You are in terms of h alone. Differentiate:

\(\displaystyle \L\\\frac{dV}{dt}=\frac{5}{2}h\frac{dh}{dt}+10\frac{dh}{dt}\)

\(\displaystyle \L\\\frac{dh}{dt}(\frac{5}{2}(1)+10)=2\)

\(\displaystyle \L\\\frac{dh}{dt}=\fbox{\frac{2}{15}} \;\ \frac{m}{min}\)

 

[Deleted member 4993]

How do you find a line normal to a point on a particular line? I do know the derivative of the particular line at that point.
.

Let the point be (x_1,y_1)

let df/dx = m

So the slope of the normal line m_1 = -1/m

Then equation of the normal line is:

(y - y_1) = m_1 * (x - x_1)

 

[warwick]

The cross section of a five-meter trough is an isosceles trapezoid with a two-meter lower base, a three-meter upper base, and altitude of 2 meters. Water is running into the trough at a rate of 2 cubic meter per minute. How fast is the water level rising when the water is 1 meter deep.

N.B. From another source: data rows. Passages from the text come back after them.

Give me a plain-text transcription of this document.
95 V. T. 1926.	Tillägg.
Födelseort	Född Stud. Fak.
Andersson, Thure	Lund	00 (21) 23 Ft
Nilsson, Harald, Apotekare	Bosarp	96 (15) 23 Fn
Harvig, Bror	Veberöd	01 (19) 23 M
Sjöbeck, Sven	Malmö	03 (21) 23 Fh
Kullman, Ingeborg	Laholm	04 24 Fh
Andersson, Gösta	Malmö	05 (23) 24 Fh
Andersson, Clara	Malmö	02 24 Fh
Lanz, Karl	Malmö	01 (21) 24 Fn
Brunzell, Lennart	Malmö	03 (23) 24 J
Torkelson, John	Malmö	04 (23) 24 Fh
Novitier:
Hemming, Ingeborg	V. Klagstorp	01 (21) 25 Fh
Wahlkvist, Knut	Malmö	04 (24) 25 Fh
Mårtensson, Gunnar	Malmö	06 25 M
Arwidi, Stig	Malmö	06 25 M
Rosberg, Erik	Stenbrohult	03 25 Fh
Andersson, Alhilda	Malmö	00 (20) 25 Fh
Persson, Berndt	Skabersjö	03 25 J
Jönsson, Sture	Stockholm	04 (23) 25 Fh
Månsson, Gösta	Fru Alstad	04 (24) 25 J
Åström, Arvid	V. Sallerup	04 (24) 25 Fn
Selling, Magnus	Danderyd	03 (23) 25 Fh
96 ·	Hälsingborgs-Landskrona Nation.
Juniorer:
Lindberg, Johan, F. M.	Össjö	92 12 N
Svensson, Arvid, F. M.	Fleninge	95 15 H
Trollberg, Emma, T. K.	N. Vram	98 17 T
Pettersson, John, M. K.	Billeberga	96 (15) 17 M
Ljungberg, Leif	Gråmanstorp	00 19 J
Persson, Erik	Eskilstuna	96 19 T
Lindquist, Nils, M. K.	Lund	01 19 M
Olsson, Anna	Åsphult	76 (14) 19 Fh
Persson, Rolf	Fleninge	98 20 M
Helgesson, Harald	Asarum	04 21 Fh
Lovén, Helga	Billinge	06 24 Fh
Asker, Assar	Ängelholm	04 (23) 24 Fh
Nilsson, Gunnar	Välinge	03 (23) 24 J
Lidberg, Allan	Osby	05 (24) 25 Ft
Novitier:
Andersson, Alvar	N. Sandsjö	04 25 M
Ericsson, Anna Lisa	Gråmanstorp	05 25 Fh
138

We want \(\displaystyle \L\\\frac{dh}{dt}\) when h=1 and \(\displaystyle \L\\\frac{dV}{dt}=2\)

Let b=length of top of cross section of water.

Let h=height of water.

\(\displaystyle \L\\V=h\cdot\left(\frac{b+2}{2}\right)(5)\)

Similarity:

\(\displaystyle \L\\\frac{b-2}{h}=\frac{2}{1}\)

Now, solve for b in terms of h and sub into the volume equation.

You will be in terms of h. Differentiate, sub in the knowns and solve for dh/dt.

Similarity? Could you just work this problem out? I've moved on to the Chapter 3 review. lol. My Cal II class starts Tuesday!